The Perot Museum of Nature and Science has put new polish and shine on one of its marquee attractions. The Lyda Hill Gems and Minerals Hall has been refreshed and reopened with four signature displays and a new initiative meant to attract the international spotlight.
The crown-jewel exhibit, which closed in early January for enhancements, reopened to the public on January 31 with a redesigned floor plan and new opportunities for guests to learn about the beautiful, rare gems and minerals on display.
The showpiece of the new display is a dazzling birthstone exhibit. A signature case highlights birthstones in both rough form (in its natural state from the ground) and faceted form (cut for artistry purposes), the museum explains. An additional display showcases exquisite jewelry created from the birthstones for each month. It will rotate 12 times per year.
Other highlights of the enhanced hall include:
- A total of 37 cases, including four new signature displays with large, easy-to-use touchscreens that present information in both English and Spanish.
- A larger case for The Eyes of Africa, a show-stopping “alien eye” fluorite from Namibia on loan from Lyda Hill. The case contains updated details about its intriguing backstory.
- A case displaying the magnificent example of stibnite with robust clusters of crystal formations recovered from an industrial mine in the Jiangxi Province of China.
- A premier case for the beloved “grape jelly” geode — a 5-foot-tall amethyst geode — that invites guests of all ages to crank it open for a glittering peek.

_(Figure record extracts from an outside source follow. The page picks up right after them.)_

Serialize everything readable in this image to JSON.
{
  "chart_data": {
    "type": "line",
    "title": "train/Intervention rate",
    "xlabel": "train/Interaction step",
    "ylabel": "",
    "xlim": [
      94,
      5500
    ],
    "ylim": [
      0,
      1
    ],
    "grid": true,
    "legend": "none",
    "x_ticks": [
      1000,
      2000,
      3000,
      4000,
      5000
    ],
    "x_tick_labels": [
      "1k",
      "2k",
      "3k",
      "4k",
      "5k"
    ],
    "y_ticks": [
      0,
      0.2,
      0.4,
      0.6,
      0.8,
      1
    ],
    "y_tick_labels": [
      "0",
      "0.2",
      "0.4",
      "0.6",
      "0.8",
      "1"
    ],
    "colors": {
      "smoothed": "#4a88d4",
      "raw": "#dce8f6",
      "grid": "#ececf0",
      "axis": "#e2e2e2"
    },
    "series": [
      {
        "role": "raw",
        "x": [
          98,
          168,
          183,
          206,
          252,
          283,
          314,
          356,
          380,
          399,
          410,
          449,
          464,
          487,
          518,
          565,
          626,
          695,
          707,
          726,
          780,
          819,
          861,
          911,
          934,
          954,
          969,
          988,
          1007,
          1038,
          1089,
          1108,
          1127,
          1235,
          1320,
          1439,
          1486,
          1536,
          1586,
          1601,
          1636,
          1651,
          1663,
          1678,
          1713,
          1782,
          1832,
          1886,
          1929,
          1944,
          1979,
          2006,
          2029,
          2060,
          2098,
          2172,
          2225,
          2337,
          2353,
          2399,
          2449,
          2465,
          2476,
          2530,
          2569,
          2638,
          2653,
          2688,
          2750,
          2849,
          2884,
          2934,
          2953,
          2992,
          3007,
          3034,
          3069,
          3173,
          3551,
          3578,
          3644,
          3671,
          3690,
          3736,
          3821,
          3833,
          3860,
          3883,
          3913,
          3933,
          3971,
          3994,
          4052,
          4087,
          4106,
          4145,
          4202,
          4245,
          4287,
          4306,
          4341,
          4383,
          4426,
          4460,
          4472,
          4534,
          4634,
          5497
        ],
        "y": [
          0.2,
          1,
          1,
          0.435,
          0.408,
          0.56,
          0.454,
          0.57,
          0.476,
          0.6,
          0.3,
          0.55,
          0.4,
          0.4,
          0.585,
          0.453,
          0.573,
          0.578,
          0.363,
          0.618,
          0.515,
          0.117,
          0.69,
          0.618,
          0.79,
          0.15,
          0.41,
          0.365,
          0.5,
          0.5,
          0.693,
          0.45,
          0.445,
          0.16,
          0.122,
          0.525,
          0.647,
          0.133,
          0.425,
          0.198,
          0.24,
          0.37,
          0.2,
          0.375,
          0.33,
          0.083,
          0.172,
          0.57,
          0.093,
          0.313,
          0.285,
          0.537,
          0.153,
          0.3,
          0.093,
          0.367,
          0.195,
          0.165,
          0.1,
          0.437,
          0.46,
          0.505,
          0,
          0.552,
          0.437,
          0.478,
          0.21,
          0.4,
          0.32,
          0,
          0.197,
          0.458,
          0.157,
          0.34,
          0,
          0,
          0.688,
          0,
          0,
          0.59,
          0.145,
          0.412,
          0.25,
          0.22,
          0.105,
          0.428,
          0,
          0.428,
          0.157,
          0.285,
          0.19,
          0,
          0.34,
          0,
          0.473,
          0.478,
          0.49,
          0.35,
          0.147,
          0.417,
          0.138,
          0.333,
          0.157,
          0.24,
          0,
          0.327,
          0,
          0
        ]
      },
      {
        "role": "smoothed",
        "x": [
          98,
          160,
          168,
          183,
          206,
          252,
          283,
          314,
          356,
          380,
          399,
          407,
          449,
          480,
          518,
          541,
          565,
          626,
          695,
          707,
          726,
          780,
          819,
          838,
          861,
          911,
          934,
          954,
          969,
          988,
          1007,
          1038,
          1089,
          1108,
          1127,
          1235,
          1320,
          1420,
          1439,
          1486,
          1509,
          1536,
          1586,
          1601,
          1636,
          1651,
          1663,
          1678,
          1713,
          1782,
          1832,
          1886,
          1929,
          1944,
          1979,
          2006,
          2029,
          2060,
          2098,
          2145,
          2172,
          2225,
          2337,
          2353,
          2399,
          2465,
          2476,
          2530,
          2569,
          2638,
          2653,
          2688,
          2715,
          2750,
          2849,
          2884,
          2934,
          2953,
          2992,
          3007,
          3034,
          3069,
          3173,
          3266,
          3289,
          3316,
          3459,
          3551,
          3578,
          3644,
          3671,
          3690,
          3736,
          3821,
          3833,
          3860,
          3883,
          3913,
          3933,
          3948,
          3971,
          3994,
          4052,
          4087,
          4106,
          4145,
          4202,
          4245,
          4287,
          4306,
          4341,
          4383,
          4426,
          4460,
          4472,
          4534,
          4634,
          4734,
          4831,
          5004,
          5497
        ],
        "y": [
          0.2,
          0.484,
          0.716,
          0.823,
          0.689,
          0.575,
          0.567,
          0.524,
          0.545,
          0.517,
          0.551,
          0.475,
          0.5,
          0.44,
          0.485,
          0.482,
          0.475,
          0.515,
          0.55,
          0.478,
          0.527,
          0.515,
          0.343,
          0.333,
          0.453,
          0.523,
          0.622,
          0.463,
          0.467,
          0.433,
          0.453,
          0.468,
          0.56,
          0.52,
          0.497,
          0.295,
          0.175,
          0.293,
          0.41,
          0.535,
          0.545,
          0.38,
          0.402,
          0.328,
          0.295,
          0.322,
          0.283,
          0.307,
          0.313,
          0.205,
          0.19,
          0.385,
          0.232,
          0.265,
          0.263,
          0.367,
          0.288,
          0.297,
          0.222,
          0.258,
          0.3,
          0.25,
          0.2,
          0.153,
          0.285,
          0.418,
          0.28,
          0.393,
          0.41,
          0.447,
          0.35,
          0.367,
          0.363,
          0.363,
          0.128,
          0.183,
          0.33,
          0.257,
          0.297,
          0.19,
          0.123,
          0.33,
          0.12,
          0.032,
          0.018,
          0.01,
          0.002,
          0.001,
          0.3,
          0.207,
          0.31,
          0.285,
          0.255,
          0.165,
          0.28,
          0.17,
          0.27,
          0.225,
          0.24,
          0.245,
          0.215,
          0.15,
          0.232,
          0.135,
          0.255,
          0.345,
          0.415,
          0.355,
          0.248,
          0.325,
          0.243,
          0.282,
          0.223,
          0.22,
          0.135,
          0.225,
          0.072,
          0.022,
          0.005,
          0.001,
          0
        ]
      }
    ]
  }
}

In addition, the luminescent “Aurora Butterfly of Peace” is on loan from owner and curator Alan Bronstein. The work of art is made up of 240 colored diamonds (some that fluoresce) in the shape of a butterfly that Bronstein says symbolizes a “spiritual connection to Earth for all humankind,” the museum says. With colors ranging from fiery orange to tranquil blue and rosy pink, the “Aurora Butterfly” took 12 years to create and is adorned with diamonds from nearly every continent on Earth, it says. On display through spring, the “Aurora Butterfly” is surrounded by a rainbow of mineral cases each dedicated to a different color.
A sampling of specimens from Texas, Colorado, Arizona and California is on display, along with those from countries around the world, including China, Mexico, Brazil, Germany, Australia, and Afghanistan.

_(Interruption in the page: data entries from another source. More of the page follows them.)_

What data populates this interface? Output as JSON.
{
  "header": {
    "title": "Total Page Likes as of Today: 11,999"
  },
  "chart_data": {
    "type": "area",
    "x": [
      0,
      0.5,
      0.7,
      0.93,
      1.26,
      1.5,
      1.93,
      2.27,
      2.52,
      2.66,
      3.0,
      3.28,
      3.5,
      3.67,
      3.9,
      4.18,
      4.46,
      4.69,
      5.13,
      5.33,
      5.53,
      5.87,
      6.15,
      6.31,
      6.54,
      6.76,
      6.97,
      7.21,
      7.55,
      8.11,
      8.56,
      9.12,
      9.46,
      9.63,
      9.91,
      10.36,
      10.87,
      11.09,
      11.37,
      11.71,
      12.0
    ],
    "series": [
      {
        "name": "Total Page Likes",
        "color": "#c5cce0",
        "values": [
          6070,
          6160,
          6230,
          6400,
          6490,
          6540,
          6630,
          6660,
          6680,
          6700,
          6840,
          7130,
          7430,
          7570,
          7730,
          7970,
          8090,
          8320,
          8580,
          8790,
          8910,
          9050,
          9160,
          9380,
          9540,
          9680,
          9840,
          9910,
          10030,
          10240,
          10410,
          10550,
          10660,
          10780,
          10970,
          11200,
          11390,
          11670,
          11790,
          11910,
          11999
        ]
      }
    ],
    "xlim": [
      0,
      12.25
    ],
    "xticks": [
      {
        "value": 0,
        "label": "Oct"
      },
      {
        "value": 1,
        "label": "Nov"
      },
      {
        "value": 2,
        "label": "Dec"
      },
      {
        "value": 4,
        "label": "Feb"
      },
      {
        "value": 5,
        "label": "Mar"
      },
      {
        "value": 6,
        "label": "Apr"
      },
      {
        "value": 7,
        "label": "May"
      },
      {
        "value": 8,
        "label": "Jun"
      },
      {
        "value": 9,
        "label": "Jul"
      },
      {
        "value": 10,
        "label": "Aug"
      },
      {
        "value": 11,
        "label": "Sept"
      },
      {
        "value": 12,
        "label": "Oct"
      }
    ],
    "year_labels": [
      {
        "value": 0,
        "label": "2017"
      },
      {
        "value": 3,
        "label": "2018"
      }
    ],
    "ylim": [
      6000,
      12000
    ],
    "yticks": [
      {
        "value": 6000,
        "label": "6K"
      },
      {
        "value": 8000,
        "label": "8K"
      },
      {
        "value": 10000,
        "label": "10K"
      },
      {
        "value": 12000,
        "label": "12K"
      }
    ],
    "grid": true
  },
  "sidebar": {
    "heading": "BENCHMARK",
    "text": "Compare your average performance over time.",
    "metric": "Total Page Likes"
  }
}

Another part of the gallery spotlights an array of minerals such as tourmaline, rhodochrosite, aquamarine, garnet, opal, fluorite, calcite, smithsonite, pyrite, and quartz.
“By bringing the world’s most exceptional gems and minerals to North Texas, we hope to inspire guests to more deeply connect with this fascinating science,” says Dr. Linda Silver, Eugene McDermott Chief Executive Officer of the Perot Museum of Nature and Science, in a release. “With a revitalized and redesigned gallery and the addition of the new Gems and Minerals Center of Excellence, the Museum is positioned to attract the most significant pieces in the world. We will be a leading authority for gem and mineral education for years to come.”
A new initiative
The updated hall is just one step of the Perot Museum’s new strategic focus to shine internationally in the gems and minerals realm, museum officials say. The second effort will be its Gems and Minerals Center of Excellence, which "will elevate its status as a core for education and communication about the ever-changing sciences," the museum says.
Spearheading the second strategic initiative is Kimberly Vagner, who recently joined the museum as director of the Gems and Minerals Center of Excellence. She will curate the collection, guiding the museum's “loan-versus-own” method of displaying, creating ways to increase interest in gems and minerals, and developing educational programs for visitors of all ages.
The museum also has established the Perot Museum Gems and Minerals Legacy Award to recognize support for its Gems and Minerals Center of Excellence and outstanding contributions to the gems and minerals community. Lyda Hill is the 2019 recipient.
“Lyda Hill’s conviction that science holds the key to bettering the world for humanity led her to support the Perot Museum as a founding donor from the very beginning,” says McFarland in the release. “She supports the museum in many ways — among them, for nearly 15 years, she has loaned exquisite minerals to the Perot Museum collection for millions of guests to enjoy and in hopes of inspiring a deeper understanding of the scientific wonders of gems and minerals.”